In their work, published in this issue of Polish Archives of Internal Medicine, Stępień et al1 highlighted a potential link between serum concentration of neutrophil extracellular traps (NETs) in coronary artery disease and high doses of rosuvastatin or atorvastatin. A novel aspect of this study is to show that statins favorably modify fibrin clot properties in coronary atherosclerosis, a finding that could significantly impact future research and clinical practice.
Neutrophils are elements of the first‑line immunological response, and play an active role in atherosclerotic plaque formation, as they promote low‑density lipoprotein vascular deposition and oxidation.2 Activated neutrophils release web‑like structures known as NETs, composed of histones, myeloperoxidase (MPO), and decondensed DNA, provoking procoagulant and proinflammatory endothelial cell phenotypes.3 The NET‑related immunothrombotic etiopathology relies on the formation of fiber and histone network that accumulates platelets, erythrocytes, leukocytes, and plasma proteins, which interact with von Willebrand factor.4 NETs are postulated to activate endothelial cells, leading to their structure and function impairment via MPO/H2O2-dependent activation of toll‑like receptor 4 / nuclear factor κ-light‑chain enhancer of activated B cell signaling and overexpression of adhesion molecules.5
The inflammatory background of atherosclerosis and its role in acute cardiovascular events6 points to a possible modulatory role of NETs in clinical practice. Increased NET formation is associated with chronic and acute syndromes related to plaque rupture and myocardial impairment.7 MPO, neutrophil elastase, and cell‑free DNA complexes are among specific NET biomarkers, and the presence of NET formation–related citrullinated H3 histones (H3cit) indicates activation of protein arginase deiminase 4.

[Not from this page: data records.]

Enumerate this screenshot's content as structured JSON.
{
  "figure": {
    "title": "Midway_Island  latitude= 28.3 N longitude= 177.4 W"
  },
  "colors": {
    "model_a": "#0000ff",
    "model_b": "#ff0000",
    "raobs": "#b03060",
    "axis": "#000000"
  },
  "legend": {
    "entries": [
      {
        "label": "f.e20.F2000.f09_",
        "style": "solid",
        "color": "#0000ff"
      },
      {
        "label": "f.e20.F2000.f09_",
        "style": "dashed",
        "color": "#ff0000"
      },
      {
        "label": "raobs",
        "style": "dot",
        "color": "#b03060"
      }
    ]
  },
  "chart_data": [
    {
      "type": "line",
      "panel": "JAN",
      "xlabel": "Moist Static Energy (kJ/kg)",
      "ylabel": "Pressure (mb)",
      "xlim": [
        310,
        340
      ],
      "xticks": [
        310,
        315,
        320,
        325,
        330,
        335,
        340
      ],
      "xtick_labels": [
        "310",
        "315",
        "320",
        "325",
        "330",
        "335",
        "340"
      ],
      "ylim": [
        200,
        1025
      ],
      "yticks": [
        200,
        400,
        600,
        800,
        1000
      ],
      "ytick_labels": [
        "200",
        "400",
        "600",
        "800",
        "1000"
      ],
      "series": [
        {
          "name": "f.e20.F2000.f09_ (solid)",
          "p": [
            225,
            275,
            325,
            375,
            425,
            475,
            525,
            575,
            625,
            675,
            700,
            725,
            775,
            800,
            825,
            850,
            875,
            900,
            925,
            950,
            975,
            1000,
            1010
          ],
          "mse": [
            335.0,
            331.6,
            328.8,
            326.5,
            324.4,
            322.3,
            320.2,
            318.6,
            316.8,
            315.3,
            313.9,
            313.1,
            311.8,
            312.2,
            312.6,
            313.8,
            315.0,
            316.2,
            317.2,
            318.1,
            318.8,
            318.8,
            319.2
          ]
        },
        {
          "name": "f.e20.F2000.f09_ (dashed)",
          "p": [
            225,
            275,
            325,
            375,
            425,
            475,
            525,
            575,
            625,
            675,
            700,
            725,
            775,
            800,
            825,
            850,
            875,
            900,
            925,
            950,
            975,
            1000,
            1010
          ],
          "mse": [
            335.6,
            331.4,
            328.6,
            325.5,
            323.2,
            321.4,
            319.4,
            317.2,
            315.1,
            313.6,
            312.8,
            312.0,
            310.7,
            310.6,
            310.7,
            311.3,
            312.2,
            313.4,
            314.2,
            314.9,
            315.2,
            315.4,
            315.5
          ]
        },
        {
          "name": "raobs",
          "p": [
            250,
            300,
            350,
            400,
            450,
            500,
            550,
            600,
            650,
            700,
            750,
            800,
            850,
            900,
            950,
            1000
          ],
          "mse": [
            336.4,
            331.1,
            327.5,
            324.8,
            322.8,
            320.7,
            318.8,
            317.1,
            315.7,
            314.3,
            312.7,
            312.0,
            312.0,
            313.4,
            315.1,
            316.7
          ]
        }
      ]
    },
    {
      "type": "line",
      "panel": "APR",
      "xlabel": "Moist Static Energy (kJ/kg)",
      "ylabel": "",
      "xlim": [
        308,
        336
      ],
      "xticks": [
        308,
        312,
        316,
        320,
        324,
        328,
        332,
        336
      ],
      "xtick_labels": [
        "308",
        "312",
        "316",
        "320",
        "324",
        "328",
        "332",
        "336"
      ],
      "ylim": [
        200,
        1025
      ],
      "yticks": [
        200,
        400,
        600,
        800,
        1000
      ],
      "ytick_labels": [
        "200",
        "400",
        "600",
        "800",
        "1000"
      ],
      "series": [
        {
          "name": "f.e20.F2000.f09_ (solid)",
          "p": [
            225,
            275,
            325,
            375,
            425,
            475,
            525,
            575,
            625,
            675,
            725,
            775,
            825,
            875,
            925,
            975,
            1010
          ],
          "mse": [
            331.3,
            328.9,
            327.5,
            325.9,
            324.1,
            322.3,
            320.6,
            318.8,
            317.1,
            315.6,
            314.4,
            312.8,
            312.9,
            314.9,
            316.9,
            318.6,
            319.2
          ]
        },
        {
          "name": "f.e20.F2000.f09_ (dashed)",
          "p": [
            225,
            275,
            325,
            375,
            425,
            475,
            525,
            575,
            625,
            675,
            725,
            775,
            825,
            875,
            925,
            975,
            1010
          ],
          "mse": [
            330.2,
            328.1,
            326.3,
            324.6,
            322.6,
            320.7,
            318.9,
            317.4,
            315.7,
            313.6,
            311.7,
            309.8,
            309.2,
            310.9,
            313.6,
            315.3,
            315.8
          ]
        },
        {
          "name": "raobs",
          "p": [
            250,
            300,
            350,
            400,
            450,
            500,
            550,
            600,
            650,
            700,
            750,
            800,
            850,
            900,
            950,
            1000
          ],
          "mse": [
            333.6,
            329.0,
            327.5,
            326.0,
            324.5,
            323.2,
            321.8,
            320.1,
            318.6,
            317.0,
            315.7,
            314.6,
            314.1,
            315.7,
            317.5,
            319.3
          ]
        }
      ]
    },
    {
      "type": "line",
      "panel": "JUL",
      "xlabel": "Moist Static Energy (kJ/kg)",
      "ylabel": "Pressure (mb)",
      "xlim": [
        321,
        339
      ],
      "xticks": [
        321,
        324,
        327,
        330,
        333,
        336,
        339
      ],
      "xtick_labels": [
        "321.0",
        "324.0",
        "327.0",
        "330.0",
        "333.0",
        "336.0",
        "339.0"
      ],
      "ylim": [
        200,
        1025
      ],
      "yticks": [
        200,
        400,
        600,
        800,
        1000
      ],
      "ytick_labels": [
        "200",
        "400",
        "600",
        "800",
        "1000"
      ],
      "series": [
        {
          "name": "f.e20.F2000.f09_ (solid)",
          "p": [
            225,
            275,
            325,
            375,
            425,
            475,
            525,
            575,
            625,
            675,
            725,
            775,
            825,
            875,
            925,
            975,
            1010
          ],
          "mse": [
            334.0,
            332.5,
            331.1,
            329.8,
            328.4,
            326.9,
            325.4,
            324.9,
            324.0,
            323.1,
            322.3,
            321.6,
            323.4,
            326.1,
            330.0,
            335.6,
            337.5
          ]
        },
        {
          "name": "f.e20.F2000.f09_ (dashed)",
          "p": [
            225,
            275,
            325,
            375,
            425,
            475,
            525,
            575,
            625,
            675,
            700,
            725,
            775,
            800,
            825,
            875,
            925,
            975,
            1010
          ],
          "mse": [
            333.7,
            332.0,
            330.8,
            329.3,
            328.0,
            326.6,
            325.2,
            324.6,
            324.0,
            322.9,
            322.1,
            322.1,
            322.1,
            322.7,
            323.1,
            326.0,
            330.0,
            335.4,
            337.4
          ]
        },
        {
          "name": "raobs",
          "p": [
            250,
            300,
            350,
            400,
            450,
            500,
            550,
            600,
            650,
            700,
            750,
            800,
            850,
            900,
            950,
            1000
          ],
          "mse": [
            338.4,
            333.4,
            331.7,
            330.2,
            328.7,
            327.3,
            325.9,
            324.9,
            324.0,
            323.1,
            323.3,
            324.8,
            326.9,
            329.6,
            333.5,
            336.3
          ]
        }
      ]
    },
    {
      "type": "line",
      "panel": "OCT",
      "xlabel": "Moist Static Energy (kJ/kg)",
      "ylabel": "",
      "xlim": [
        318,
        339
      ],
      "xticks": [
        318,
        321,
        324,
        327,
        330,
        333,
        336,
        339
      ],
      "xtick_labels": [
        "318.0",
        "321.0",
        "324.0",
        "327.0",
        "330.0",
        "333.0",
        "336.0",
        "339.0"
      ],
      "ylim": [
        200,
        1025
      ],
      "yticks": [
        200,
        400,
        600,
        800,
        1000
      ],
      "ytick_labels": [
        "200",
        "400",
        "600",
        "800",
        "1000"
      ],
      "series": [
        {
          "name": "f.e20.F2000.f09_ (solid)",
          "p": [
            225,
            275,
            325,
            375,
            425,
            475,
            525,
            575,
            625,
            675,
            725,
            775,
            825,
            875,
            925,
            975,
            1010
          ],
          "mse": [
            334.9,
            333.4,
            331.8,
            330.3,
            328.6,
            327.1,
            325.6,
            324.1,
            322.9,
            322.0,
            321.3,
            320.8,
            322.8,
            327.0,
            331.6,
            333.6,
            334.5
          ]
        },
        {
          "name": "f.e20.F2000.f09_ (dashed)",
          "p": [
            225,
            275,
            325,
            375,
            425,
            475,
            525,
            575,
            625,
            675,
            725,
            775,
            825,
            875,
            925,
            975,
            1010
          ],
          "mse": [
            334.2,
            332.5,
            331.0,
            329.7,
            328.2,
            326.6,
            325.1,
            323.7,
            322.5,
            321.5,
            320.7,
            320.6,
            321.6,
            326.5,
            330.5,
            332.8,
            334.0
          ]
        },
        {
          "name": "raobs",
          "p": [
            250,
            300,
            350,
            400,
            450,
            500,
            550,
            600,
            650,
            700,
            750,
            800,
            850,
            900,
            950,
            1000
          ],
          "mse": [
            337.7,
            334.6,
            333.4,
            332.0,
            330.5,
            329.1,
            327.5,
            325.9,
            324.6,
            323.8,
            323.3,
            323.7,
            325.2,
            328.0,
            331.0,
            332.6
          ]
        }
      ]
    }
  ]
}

A relation between H3cit representing the NET marker and right ventricular performance in patients with left ventricular assist device was recently suggested.8
Lipid‑lowering agents, such as statins (3‑hydroxy‑3‑methylglutaryl coenzyme A‑reductase inhibitors) have multiple pleiotropic properties, including anti‑inflammatory ones.9 Some works suggest statin effects on plaque stability, thrombosis reduction, and their possible role in oxidative stress reduction.10 Vavlukis et al11 identified a possible impact of rosuvastatin therapy on the concentration of vascular endothelial growth factor and epidermal growth factor, which may modify cardiovascular risk independently of lipid homeostasis. Atorvastatin administration may result in anti‑inflammatory and antiatherogenic effects through modulation of the early stages of plaque formation triggered by lipoprotein influx into the arterial wall, which is facilitated by signaling pathways via reactive oxygen species and downstream phosphorylation of extracellular signal‑regulated kinase 1/2 and Smad2L.12
The analysis by Stępień et al1 emphasizes the unique antithrombotic properties of high doses of statins, which may provide novel insights into atherosclerosis pathophysiology and possible targets for future therapies. In a collaborative analysis,13 aggressive lipid‑lowering therapy combined with its anti‑inflammatory effect was suggested as a new target in cardiovascular risk reduction. In another recent study,14 the antithrombotic effect of statin therapy was noticed, resulting in less severe prothrombotic fibrin clot phenotype.